There are times I go through stages of themes and I lock onto an idea or concept I really believe in, and I try to get that message out. I am in one of those stages at the moment and really feel like I have a powerful message that I want you to get in your heart. Back on April 17, I released a blog called Get full to overflowing. I am so passionate about the fact that our success, happiness and fulfillment in life relies on the fact that we fill ourselves to overflowing.
Fill ourselves with what? I hear you asking. Fill ourselves with love, confidence, belief, respect and worth. Fill ourselves with the belief that we are good enough, to the point where those feelings of self-love and belief overflow and lead to great significance and success in your life, and the lives of many other people. It’s the overflow that is the key to this. To really understand what I mean, please go back and ready my blog, https://andrewjobling.com.au/get-full-to-overflowing/ and watch this short video I did; https://youtu.be/ibZS-6ZF6Nk. Also, listen to my podcast, Your value is in you, not the bank, with Kye Harris.
I talk about filling yourself with affirming positive statements, reading inspiring books, listening to empowering audios and podcasts, attending amazing seminars, webinars and workshops and by associating with supportive, encouraging and successful people. I believe in these things totally and do them all on a daily basis. In this blog, however, I want to go a little deeper because, even if you do all these things, you can still struggle to get full to overflowing. Why? Because even though I may be reading and listening to things that empower and uplift me, and pour some water into my glass, if I am not very deliberate, my limiting self-talk and lack of self-love will pour that water straight back out again. So, I want to encourage you to go back to the foundation and understand, accept, forgive and then live.

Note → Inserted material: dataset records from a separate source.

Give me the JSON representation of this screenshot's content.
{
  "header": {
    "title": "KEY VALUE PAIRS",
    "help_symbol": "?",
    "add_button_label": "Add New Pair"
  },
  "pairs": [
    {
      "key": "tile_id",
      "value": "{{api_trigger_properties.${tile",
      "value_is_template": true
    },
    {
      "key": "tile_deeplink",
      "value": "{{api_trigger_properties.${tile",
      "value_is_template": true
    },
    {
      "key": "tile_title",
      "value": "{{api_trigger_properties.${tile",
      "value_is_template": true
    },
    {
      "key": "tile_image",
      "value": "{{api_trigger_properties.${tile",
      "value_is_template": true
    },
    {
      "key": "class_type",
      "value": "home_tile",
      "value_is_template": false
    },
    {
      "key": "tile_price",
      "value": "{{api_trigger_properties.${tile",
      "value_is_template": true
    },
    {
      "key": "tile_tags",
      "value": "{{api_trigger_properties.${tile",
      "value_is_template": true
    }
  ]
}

I can tell you that this process has transformed my life, finally, after many years of struggling to really love myself. For so long, I couldn’t understand why I did and said the things I did. I couldn’t understand why I would give up on things and sabotage myself. I couldn’t understand why I found it hard to stay in a relationship. So, I decided I needed to understand myself. Whilst in lockdown and totally isolated in 2020, I did some serious self-reflection and work to understand this incredibly capable yet insecure man. I read an amazing book, called From Good Man to Valiant Man, by Dr Allan Meyer, and it helped me understand male chemistry, tendencies and challenges. Wow, did that ever open my eyes and help me recognise and finally understand myself in many ways. I reflected on my upbringing, my traumas and my parents’ own insecurities, and it really helped me see how they had influenced my beliefs and behaviours. I thought about the influence of seven years from the age of 16 to 23 at a professional football club and the impact of regular verbal abuse and the observation of some misogynistic behaviour. As I started to understand where many of my beliefs, fears and insecurities had come from, and as painful as it was, it helped enormously.
Then, I made the decision to accept myself. I started to accept and love myself for my quirks, my looks, which is often an area we beat ourselves up about, my preferences and differences and my dreams in life. I started to realise that I don’t need approval from anyone else, I only need to approve of an accept myself. I even started to accept and love my insecurities and fears. I know that sounds weird, but I am a human and I am not perfect, and I can tell you now, I love myself, warts and all. What a powerfully freeing feeling that is.
Then, the biggie, I chose to forgive myself. This was hard, as I have done and said so many things over my life that have led to regret, shame, embarrassment and pain. But I knew, if I was to live the life of joy, freedom and abundance I wanted, this was an essential step. So, I started the process of forgiving myself, with God’s help, for each and all of my mistakes, poor choices, inaction and thoughtlessness. It was a long list, it took time, was incredibly confronting and painfully uncomfortable, but it changed everything. The feeling of letting go of and total forgiveness for the self-bitterness, has given me wings to fly.
The end result of this process is that I feel I am now truly able to live my best life, and that all the other work I am doing to fill my glass to overflowing has more meaning and greater traction in my life. I am so aware that I only get one chance to live my life and I know now that I am good enough to make it the very best life it can be. I have a powerful passion and purpose to impact many lives and I know that the only way I can do that is get myself full to overflowing.
I know there is a lot of fluffy motivational stuff out there. I know that I have, in my time, contributed to that fluffy motivational stuff. Right now, forget about motivation and start in the process of honest self-evaluation and modification. I know you want to live an amazing life of significance and success. We all do. So, as hard as this may be, and in the interest of getting yourself full to overflowing, I want to encourage you to start on the adventure to understand, accept, forgive and then live the best life you can live.